TAKING MY MEDIOCRE TALENTS TO THE BAR AND ASKING THAT IT BE LOWERED. / by Dante Sacomani

Holy shit. If you were in the Unicorn pub in Canterbury earlier maybe you saw what I did.

If you were not there, picture me sitting in there at the booth in the corner reading a book. If you have never been to the Unicorn pub in Canterbury and cannot visualize the layout, that is okay.

There is a small TV above a fireplace. There is a man vaping by a sign that says no vaping. There is a fruit machine and a shelf with some board games on it. There is a pool table. There is a woman staring at a wall. There is a booth in a corner.

Anyways, the door opened and some men walked in. Each was wearing some white shorts with a white top and some big socks that went up to the knees. I think they were special socks because each sock had bells sewn into it. A whole grapevine of bells. A fist fight of tambourines in every step. At first the bells were jangling a lot as the men shuffled to get ales and tables; but they piped down when the men sat down and did not move so much.

I imagined these socks as a key prop in a sitcom episode.

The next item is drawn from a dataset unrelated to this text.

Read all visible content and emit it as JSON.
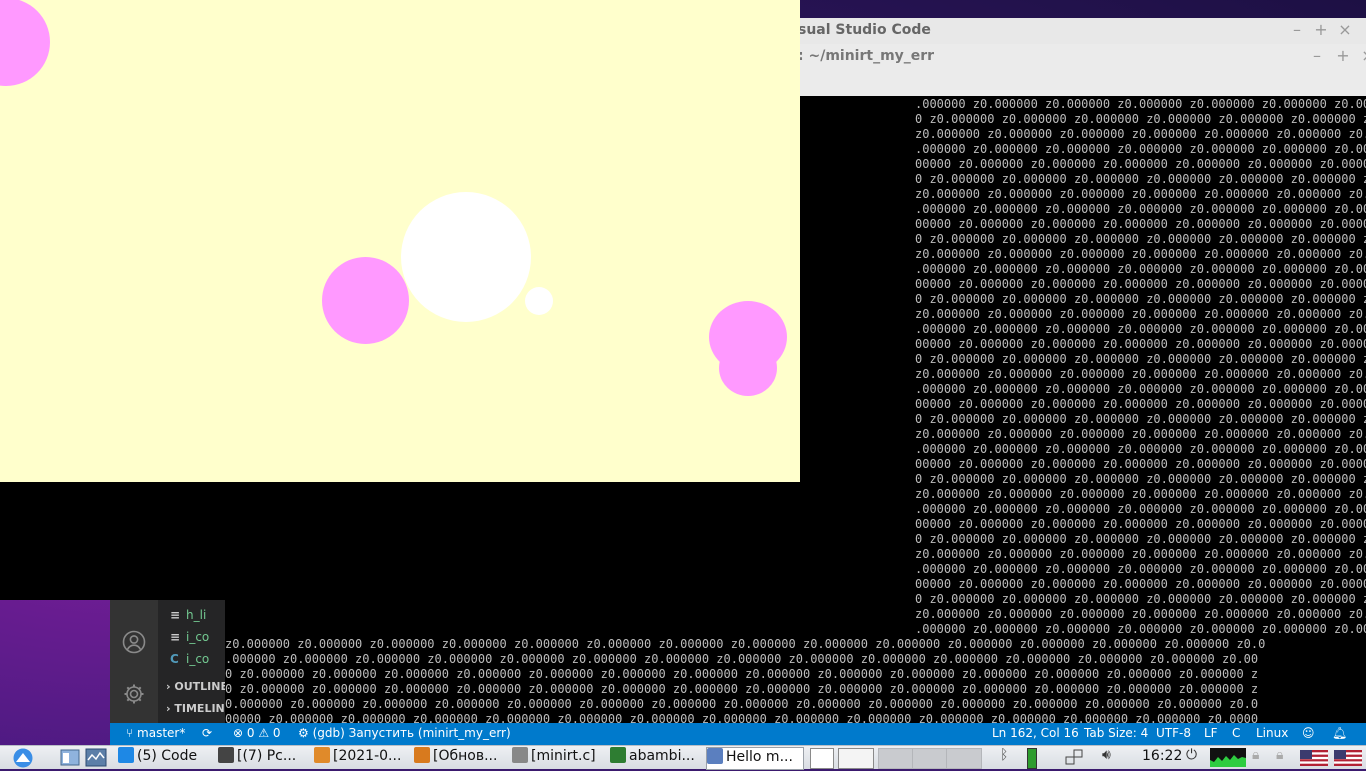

The one where Karen’s husband comes home unexpectedly, so Porter has to hide in a closet and sneak out quietly – wearing bell-socks. lol.

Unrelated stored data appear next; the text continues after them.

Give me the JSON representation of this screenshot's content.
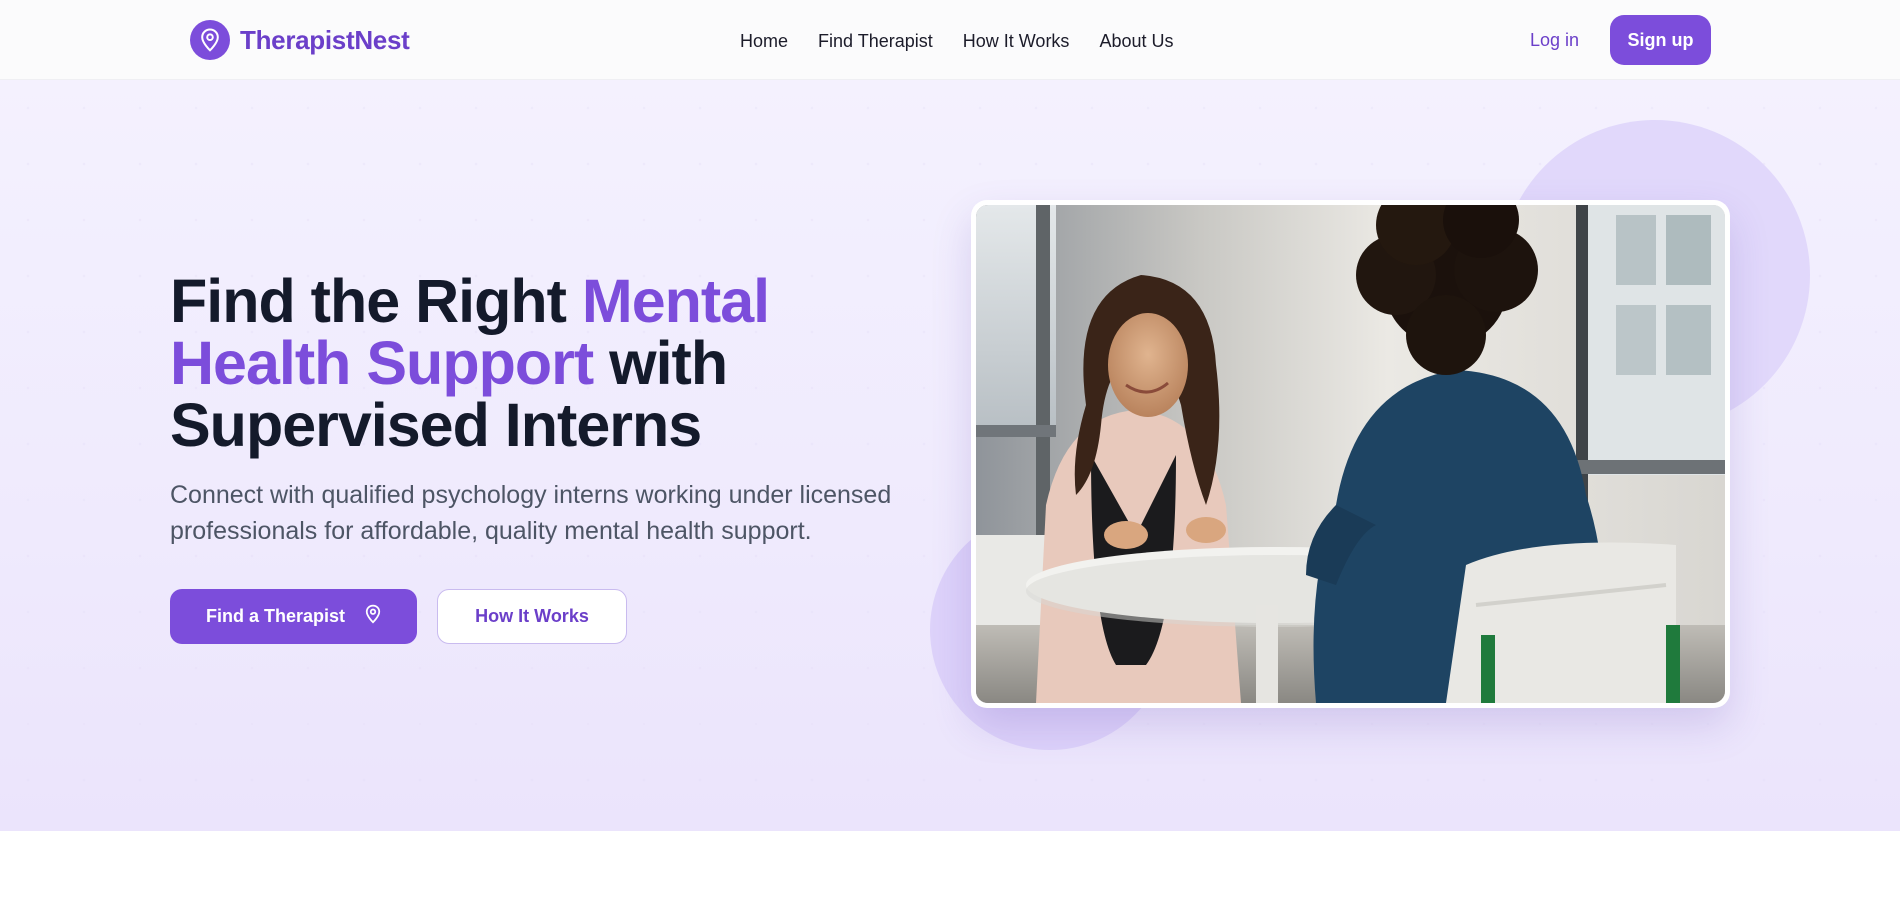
{
  "brand": {
    "name": "TherapistNest",
    "logo_icon": "map-pin-icon"
  },
  "nav": {
    "links": [
      "Home",
      "Find Therapist",
      "How It Works",
      "About Us"
    ],
    "login_label": "Log in",
    "signup_label": "Sign up"
  },
  "hero": {
    "title_part1": "Find the Right ",
    "title_accent": "Mental Health Support",
    "title_part2": " with Supervised Interns",
    "subtitle": "Connect with qualified psychology interns working under licensed professionals for affordable, quality mental health support.",
    "primary_button": {
      "label": "Find a Therapist",
      "icon": "map-pin-icon"
    },
    "secondary_button": {
      "label": "How It Works"
    },
    "image_icon": "therapy-session-photo"
  },
  "colors": {
    "brand": "#7c4ddb",
    "brand_text": "#6b3fc9",
    "heading": "#141a2b",
    "body_text": "#4d5565",
    "hero_bg": "#f1edfd"
  }
}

“We are the Wantsum Morrismen. We are here to dance in the garden” one man said to the bartender. This made no sense to me and I wondered how the bartender would react. I wondered how I would. I decided I would lean over the bar and shake the little bells.

But this bartender did not. He pulled out a little binder from behind the bar and looked in it. I thought maybe it contained instructions for calming Wantsum Morrismen. If it did, what would it say? Would it call for violence? I asked myself how I felt about violence.

I googled ‘bar fight, how to win’, ‘morrisman what is’ and ‘morrismen physical weaknesses’. I readied myself. The tension was building up. The vaper vaped. The wall-starer stared. I looked for a window I could sneak out of. The bartender looked up from the binder, “oh right. it’s in the schedule.” he said. “The garden is out back.”